Audrey Guttman: Tsimtsoum


Galerie Nathalie Obadia, Brussels BE & Ketabi Bourdet, on the occasion of Art Brussels 2023
19.4 - 6.5.23



Audrey Guttman, Autoportrait à l’Échiquier, 2023


According to Kabbalistic cosmogony, Tsimtsoum refers to the first in a sequence of processes that led to the creation of the world. Before the beginning, there was only the ein sof, a single infinite unity of divine presence. To make room for finite, distinctive worlds to exist, God had to contract, or conceal, his infinite light. Then, in the first realm of Chaos, he emanated his light into ten vessels, thereby shattering them. The resulting shards, now coated in this divine luminescence, showered down into the next realm of Repair, where through their reconstruction, a connection to the divine may be restored.

Audrey Guttman’s new body of work conceptually and formally explores the paradoxes inherent to the notion of tsimtsoum to interrogate the very processes of artistic creation and spiritual awakening: the necessary dualities of absence and presence, contraction and creation, darkness and light. The tripartite cycle of revelation-destruction-repair is echoed again and again across religions and cultures, from Zen Buddhism to Jungian psychology. Here, it finds a near perfect analogy in the material process of collage, in which an infinite sea of symbols must be discerningly sifted through, cut apart, and reassembled to reveal new meaning.

As the tsimtsoum demonstrates, beginnings never take place quite at the beginning. Audrey Guttman knows this. Working with a vast archive of images, carefully culled over the years from vintage books, magazines, advertisements, and so on, she creates new fields of meaning across an array of media and processes. “Nothing comes from nothing”, she tells me on a recent visit to her studio, referring both to the carpet of cut-outs on the table before her and her view on the construction of individual identity and experience.
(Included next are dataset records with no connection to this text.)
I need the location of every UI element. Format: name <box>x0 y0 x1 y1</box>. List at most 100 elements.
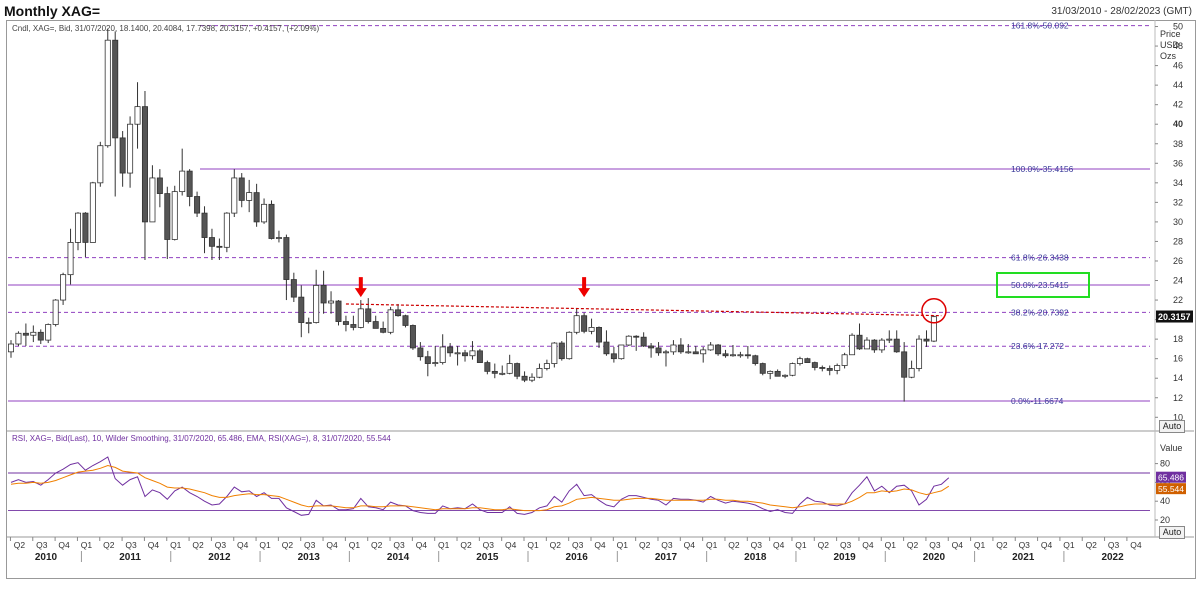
candle <box>328 291 335 314</box>
candle <box>7 340 14 358</box>
y-tick-label: 32 <box>1173 197 1183 207</box>
candle <box>179 148 186 196</box>
quarter-label: Q3 <box>751 540 763 550</box>
price-info-text: Cndl, XAG=, Bid, 31/07/2020, 18.1400, 20… <box>12 24 319 33</box>
y-tick-label: 22 <box>1173 295 1183 305</box>
candle <box>365 298 372 324</box>
candle <box>677 338 684 354</box>
year-label: 2018 <box>744 552 767 563</box>
candle <box>320 270 327 314</box>
quarter-label: Q2 <box>996 540 1008 550</box>
fib-level-label: 161.8%-50.092 <box>1011 21 1069 31</box>
candle <box>744 345 751 359</box>
quarter-label: Q2 <box>907 540 919 550</box>
candle <box>573 308 580 335</box>
quarter-label: Q2 <box>550 540 562 550</box>
year-label: 2012 <box>208 552 231 563</box>
rsi-auto-button[interactable]: Auto <box>1159 526 1185 539</box>
resistance-trendline <box>345 303 942 317</box>
candle <box>506 354 513 375</box>
candle <box>238 173 245 208</box>
candle <box>648 343 655 358</box>
fib-level-label: 0.0%-11.6674 <box>1011 396 1064 406</box>
year-label: 2019 <box>833 552 856 563</box>
fib-level-label: 23.6%-17.272 <box>1011 341 1064 351</box>
quarter-label: Q1 <box>259 540 271 550</box>
candle <box>759 362 766 376</box>
quarter-label: Q2 <box>192 540 204 550</box>
candle <box>417 342 424 361</box>
candle <box>529 373 536 383</box>
candle <box>469 341 476 360</box>
quarter-label: Q1 <box>617 540 629 550</box>
candle <box>357 300 364 329</box>
quarter-label: Q3 <box>215 540 227 550</box>
candle <box>22 323 29 346</box>
candle <box>826 365 833 376</box>
y-tick-label: 30 <box>1173 217 1183 227</box>
candle <box>893 330 900 353</box>
fib-level-label: 38.2%-20.7392 <box>1011 307 1069 317</box>
candle <box>342 315 349 332</box>
price-auto-button[interactable]: Auto <box>1159 420 1185 433</box>
quarter-label: Q4 <box>416 540 428 550</box>
candle <box>774 369 781 377</box>
candle <box>149 165 156 223</box>
candle <box>789 362 796 377</box>
candle <box>729 344 736 357</box>
ema-value-badge <box>1156 483 1186 495</box>
quarter-label: Q2 <box>818 540 830 550</box>
candle <box>886 330 893 344</box>
fib-level-label: 61.8%-26.3438 <box>1011 253 1069 263</box>
candle <box>156 169 163 208</box>
candle <box>246 179 253 213</box>
candle <box>223 212 230 253</box>
quarter-label: Q4 <box>862 540 874 550</box>
candle <box>402 314 409 328</box>
last-price-badge <box>1156 310 1193 323</box>
candle <box>655 342 662 356</box>
candle <box>380 321 387 334</box>
rsi-y-tick-label: 40 <box>1160 496 1170 506</box>
candle <box>670 340 677 355</box>
candle <box>112 31 119 197</box>
year-label: 2011 <box>119 552 141 563</box>
y-tick-label: 26 <box>1173 256 1183 266</box>
candle <box>618 344 625 360</box>
candle <box>558 341 565 361</box>
candle <box>439 334 446 365</box>
candle <box>372 315 379 329</box>
candle <box>335 300 342 326</box>
quarter-label: Q3 <box>304 540 316 550</box>
candle <box>82 212 89 258</box>
quarter-label: Q4 <box>594 540 606 550</box>
quarter-label: Q2 <box>460 540 472 550</box>
candle <box>908 360 915 379</box>
down-arrow-icon <box>354 277 367 298</box>
quarter-label: Q3 <box>36 540 48 550</box>
quarter-label: Q4 <box>58 540 70 550</box>
candle <box>625 335 632 346</box>
chart-title: Monthly XAG= <box>4 3 101 19</box>
quarter-label: Q3 <box>1108 540 1120 550</box>
candle <box>74 212 81 251</box>
candle <box>737 351 744 358</box>
candle <box>141 90 148 261</box>
y-axis-title: USD <box>1160 40 1180 50</box>
year-label: 2015 <box>476 552 499 563</box>
candle <box>588 318 595 335</box>
year-label: 2014 <box>387 552 410 563</box>
y-tick-label: 50 <box>1173 22 1183 32</box>
quarter-label: Q1 <box>706 540 718 550</box>
fib-level-label: 50.0%-23.5415 <box>1011 280 1069 290</box>
highlight-box <box>996 272 1090 298</box>
year-label: 2010 <box>35 552 58 563</box>
quarter-label: Q2 <box>103 540 115 550</box>
rsi-y-tick-label: 20 <box>1160 515 1170 525</box>
quarter-label: Q2 <box>371 540 383 550</box>
candle <box>685 344 692 354</box>
y-tick-label: 36 <box>1173 158 1183 168</box>
quarter-label: Q1 <box>885 540 897 550</box>
rsi-info-text: RSI, XAG=, Bid(Last), 10, Wilder Smoothi… <box>12 434 391 443</box>
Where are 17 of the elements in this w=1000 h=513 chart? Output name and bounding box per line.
The Kabbalah deals heavily in metaphor, encouraging the interpretation of its messages on multiple registers, from the global metaphysical to the personal emotional and psychological, embodying the belief that the divine intersects all things in the universe. Similarly, Guttman’s practice, nourished by poetry, philosophy, psychology, theology, is deeply entwined with her way of being in the world, and her quest to make sense of it.

Light emerges as a central motif and medium throughout this exhibition. Here, Guttman experimented with cyanotype printing – a means of effectively painting with light and time. Imagining the cyanotype object as a vessel of light, the technical process echoes the narrative of tsimtsoum. The cyanotype’s rich blue tone– a hue with many spiritual and healing connotations – is a reaction to direct light exposure. The images that appear on the page in shades of white only emerge through the restriction of light to those areas, mirroring the concealment of the divine infinite light that gave rise to finite forms. 

This spatial dialectic – concealing to reveal, withdrawing to expand – is also bound up in a temporal dimension, alluded to by the presence of time-measuring systems in the exhibition. Jacques Derrida referred to time as “the element of invisibility itself”, in that its accumulation can only be perceived in its depletion, a paradox formally harnessed by a glazed stoneware candle-clock and the large-scale image of an 18th century alarm system set against a desolate landscape. 

Nevertheless, all work necessitates a beginning, a gambit – a defining first word, mark, or gesture from which all else will follow. But how to chart a course outside the established logics of space and time? Audrey Guttman’s oneiric compositions seem to find a way around this dilemma. Her paper-based alter egos, teleported into dreamy landscapes of infinite blue, roam amongst candles and chess boards, looking for answers in the light. Answers that, perhaps, were in the question, all along.